2 Villaggi , distretti rurali e leghe religiose
Nelle tombe d’epoca arcaica, scavate nelle varie località laziali, vediamo la presenza di antiche
forme culturali , attestate dal trattamento del cadavere, dalle suppellettili che lo attorniano, legate
alla vita quotidiana : recipienti con cibo, ornamenti , le armi per gli uomini , e gli strumenti di
tessitura per le donne. Ciò fa pensare che fosse già diffusa la credenza in una vita ultraterrena. Un
altro aspetto importante è costituito dalla grande omogeneità di questi ritrovamenti , a testimoniare
una notevole uniformità di condizioni economiche.
I vincoli parentali o pseudo parentali fattore di coagulo di queste varie comunità , non dovevano
necessariamente coincidere con singole unità familiari, mentre invece erano rafforzati dal culto
degli antenati e dalla presenza di più o meno circoscritte unità sepolcrali . Le elementari funzioni di
guida del gruppo dovevano poi associarsi all’età e al ruolo militare. Accanto agli anziani, ai patres,
detentori della saggezza e della capacità di ben guidare la comunità , è verosimile che, nei momenti
di pericolo e di crisi , i poteri di decisione e di comando venissero deferiti ad alcuni guerrieri di
particolare valore e capacità.
Dobbiamo immaginare un ruolo permanente dell’assemblea degli uomini in arme, che restava,
insieme al parere degli anziani , dei patres del gruppo , competente per le decisioni relative alla vita
della comunità . E’ probabile che questi stessi patres, o alcuni di essi, assolvessero anche a
particolari funzioni religiose, non solo all’interno della singola famiglia, ma anche in un ambito più
ampio , essendosi già affermata , in questo campo, una competenza particolare di singoli individui,
assunti quindi a una posizioni di prestigio all’interno della comunità.

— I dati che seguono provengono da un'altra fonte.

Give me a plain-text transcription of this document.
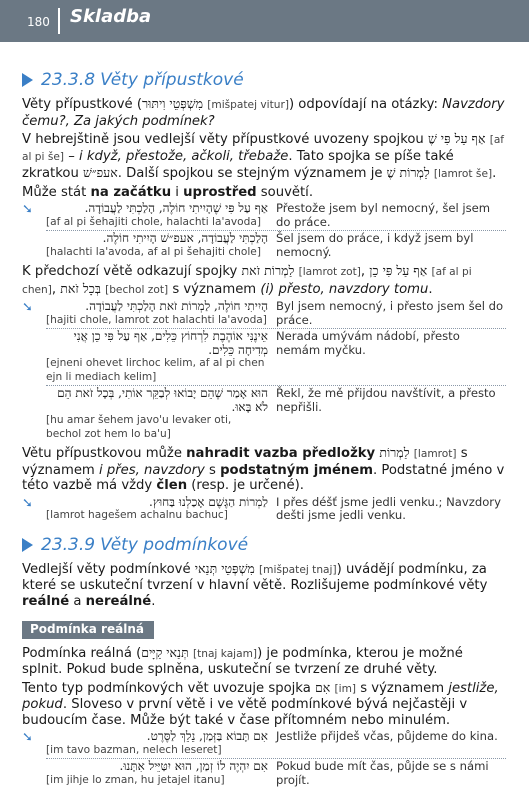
180 Skladba
23.3.8 Věty přípustkové

Věty přípustkové (מִשְׁפְּטֵי וִיתּוּר [mišpatej vitur]) odpovídají na otázky: Navzdory čemu?, Za jakých podmínek?

V hebrejštině jsou vedlejší věty přípustkové uvozeny spojkou אַף עַל פִּי שֶׁ [af al pi še] – i když, přestože, ačkoli, třebaže. Tato spojka se píše také zkratkou אעפ״שׁ. Další spojkou se stejným významem je לַמְרוֹת שֶׁ [lamrot še].

Může stát na začátku i uprostřed souvětí.

➘	אַף עַל פִּי שֶׁהָיִיתִי חוֹלֶה, הָלַכְתִּי לַעֲבוֹדָה.
[af al pi šehajiti chole, halachti la'avoda]
Přestože jsem byl nemocný, šel jsem do práce.
הָלַכְתִּי לַעֲבוֹדָה, אעפ״שׁ הָיִיתִי חוֹלֶה.
[halachti la'avoda, af al pi šehajiti chole]
Šel jsem do práce, i když jsem byl nemocný.

K předchozí větě odkazují spojky לַמְרוֹת זֹאת [lamrot zot], אַף עַל פִּי כֵן [af al pi chen], בְּכָל זֹאת [bechol zot] s významem (i) přesto, navzdory tomu.

➘	הָיִיתִי חוֹלֶה, לַמְרוֹת זֹאת הָלַכְתִּי לַעֲבוֹדָה.
[hajiti chole, lamrot zot halachti la'avoda]
Byl jsem nemocný, i přesto jsem šel do práce.
אֵינֶנִּי אוֹהֶבֶת לִרְחוֹץ כֵּלִים, אַף עַל פִּי כֵן אֲנִי מְדִיחָה כֵּלִים.
[ejneni ohevet lirchoc kelim, af al pi chen ejn li mediach kelim]
Nerada umývám nádobí, přesto nemám myčku.
הוּא אָמַר שֶׁהֵם יָבוֹאוּ לְבַקֵּר אוֹתִי, בְּכָל זֹאת הֵם לֹא בָּאוּ.
[hu amar šehem javo'u levaker oti, bechol zot hem lo ba'u]
Řekl, že mě přijdou navštívit, a přesto nepřišli.

Větu přípustkovou může nahradit vazba předložky לַמְרוֹת [lamrot] s významem i přes, navzdory s podstatným jménem. Podstatné jméno v této vazbě má vždy člen (resp. je určené).

➘	לַמְרוֹת הַגֶּשֶׁם אָכַלְנוּ בַּחוּץ.
[lamrot hagešem achalnu bachuc]
I přes déšť jsme jedli venku.; Navzdory dešti jsme jedli venku.
23.3.9 Věty podmínkové

Vedlejší věty podmínkové מִשְׁפְּטֵי תְּנַאי [mišpatej tnaj]) uvádějí podmínku, za které se uskuteční tvrzení v hlavní větě. Rozlišujeme podmínkové věty reálné a nereálné.

Podmínka reálná

Podmínka reálná (תְּנַאי קַיָּים [tnaj kajam]) je podmínka, kterou je možné splnit. Pokud bude splněna, uskuteční se tvrzení ze druhé věty.

Tento typ podmínkových vět uvozuje spojka אִם [im] s významem jestliže, pokud. Sloveso v první větě i ve větě podmínkové bývá nejčastěji v budoucím čase. Může být také v čase přítomném nebo minulém.

➘	אִם תָּבוֹא בַּזְּמַן, נֵלֵךְ לַסֶּרֶט.
[im tavo bazman, nelech leseret]
Jestliže přijdeš včas, půjdeme do kina.
אִם יִהְיֶה לוֹ זְמַן, הוּא יִטַּיֵּיל אִתָּנוּ.
[im jihje lo zman, hu jetajel itanu]
Pokud bude mít čas, půjde se s námi projít.
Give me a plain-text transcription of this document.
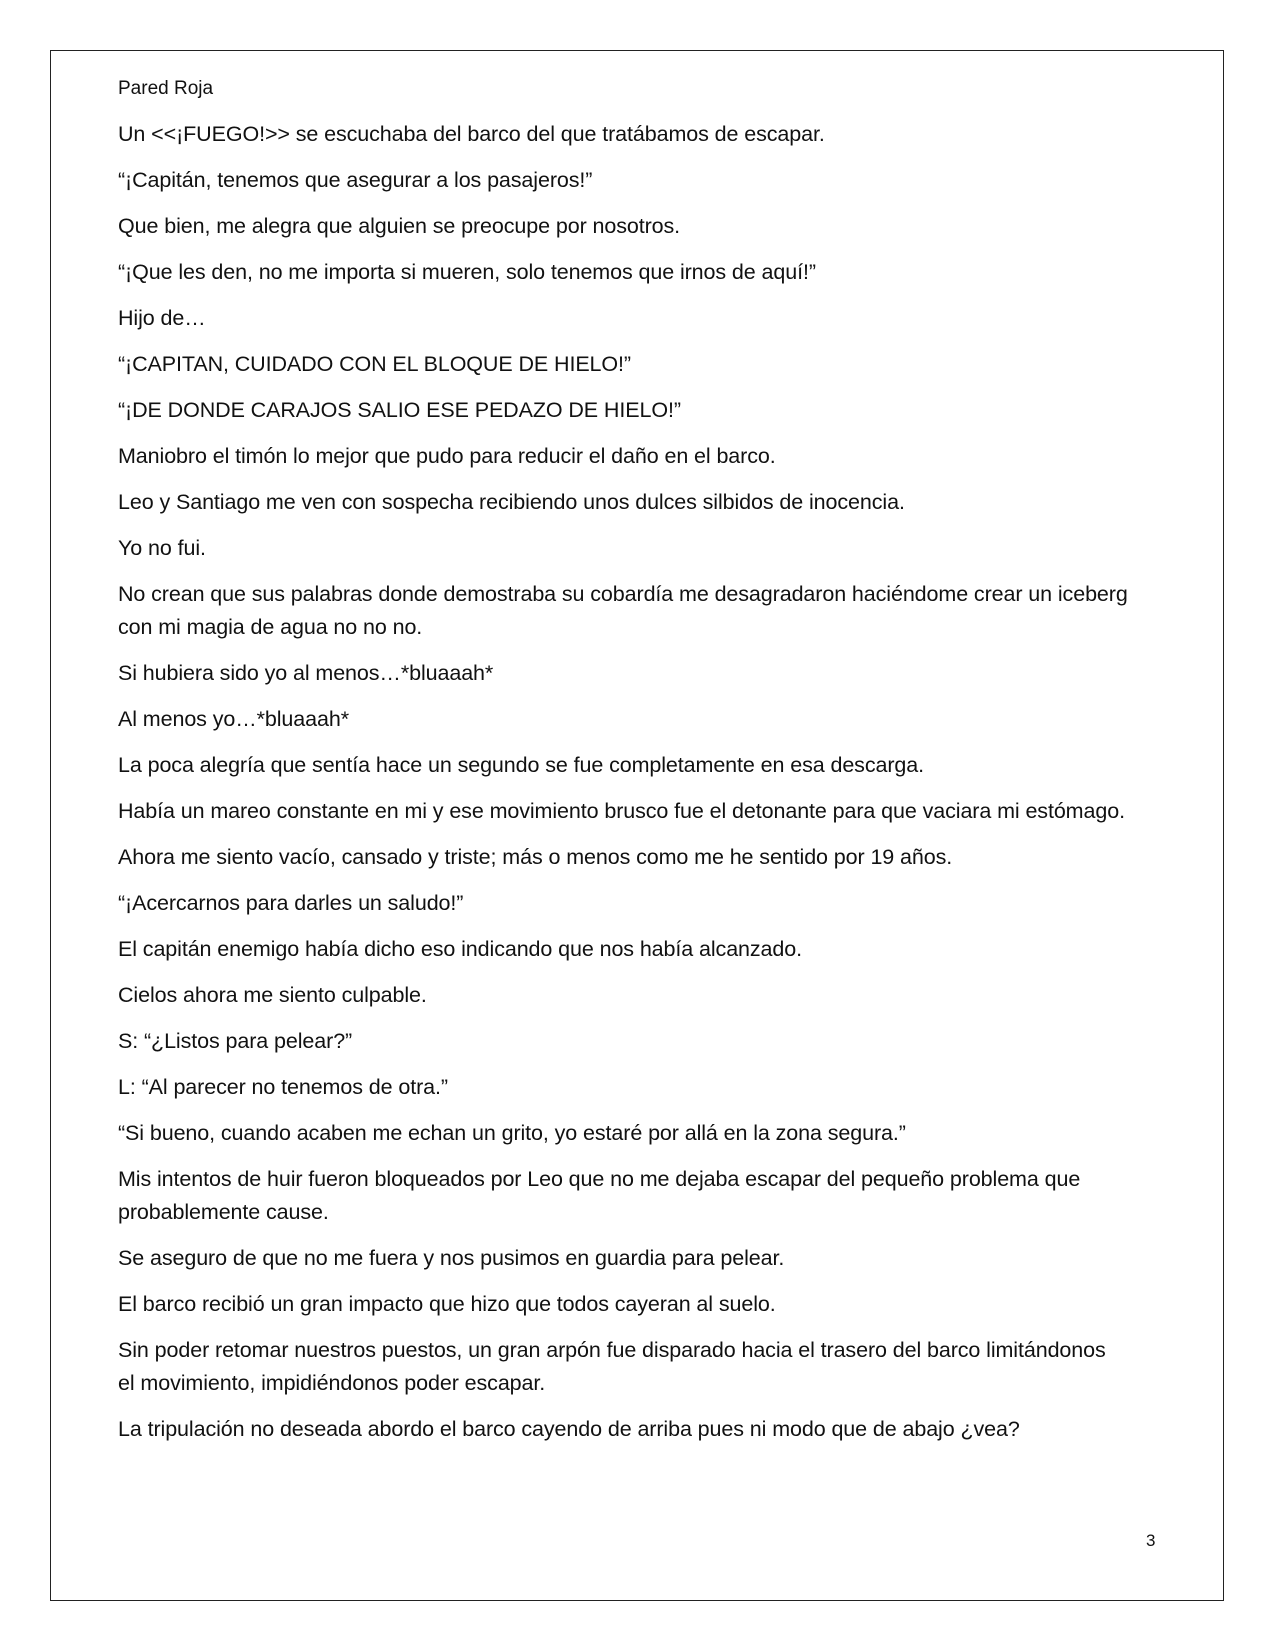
Pared Roja

Un <<¡FUEGO!>> se escuchaba del barco del que tratábamos de escapar.

“¡Capitán, tenemos que asegurar a los pasajeros!”

Que bien, me alegra que alguien se preocupe por nosotros.

“¡Que les den, no me importa si mueren, solo tenemos que irnos de aquí!”

Hijo de…

“¡CAPITAN, CUIDADO CON EL BLOQUE DE HIELO!”

“¡DE DONDE CARAJOS SALIO ESE PEDAZO DE HIELO!”

Maniobro el timón lo mejor que pudo para reducir el daño en el barco.

Leo y Santiago me ven con sospecha recibiendo unos dulces silbidos de inocencia.

Yo no fui.

No crean que sus palabras donde demostraba su cobardía me desagradaron haciéndome crear un iceberg con mi magia de agua no no no.

Si hubiera sido yo al menos…*bluaaah*

Al menos yo…*bluaaah*

La poca alegría que sentía hace un segundo se fue completamente en esa descarga.

Había un mareo constante en mi y ese movimiento brusco fue el detonante para que vaciara mi estómago.

Ahora me siento vacío, cansado y triste; más o menos como me he sentido por 19 años.

“¡Acercarnos para darles un saludo!”

El capitán enemigo había dicho eso indicando que nos había alcanzado.

Cielos ahora me siento culpable.

S: “¿Listos para pelear?”

L: “Al parecer no tenemos de otra.”

“Si bueno, cuando acaben me echan un grito, yo estaré por allá en la zona segura.”

Mis intentos de huir fueron bloqueados por Leo que no me dejaba escapar del pequeño problema que probablemente cause.

Se aseguro de que no me fuera y nos pusimos en guardia para pelear.

El barco recibió un gran impacto que hizo que todos cayeran al suelo.

Sin poder retomar nuestros puestos, un gran arpón fue disparado hacia el trasero del barco limitándonos el movimiento, impidiéndonos poder escapar.

La tripulación no deseada abordo el barco cayendo de arriba pues ni modo que de abajo ¿vea?

3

La grande quantità di questi piccoli villaggi, situati in un’area relativamente circoscritta, sovente a
poche centinaia di metri gli uni dagli altri, contribuiva ad accentuare un ininterrotto e fitto sistema
di relazioni tra di essi. Era un mondo magmatico caratterizzato da una < cultura > comune ,
consistente anzitutto nella comunanza della lingua latina e nella partecipazione a riti e culti. Alla
vitalità di questo tessuto unitario dovette inoltre contribuire notevolmente un insieme d’interessi più
direttamente economici.
La gestione in comune o la spartizione dei pascoli, il controllo dei sistemi di comunicazione e dei
traffici commerciali, la circolazione e lo sviluppo delle pur rudimentali tecniche agricole, la
ripartizione o l’uso in comune delle terre, nonché le possibili forme di circolazione del bestiame nel
corso dell’anno dai pascoli più alti alla pianura, a seconda delle stagioni , e la diffusione dei
prodotti metallurgici sono fattori di coagulo tra più comunità.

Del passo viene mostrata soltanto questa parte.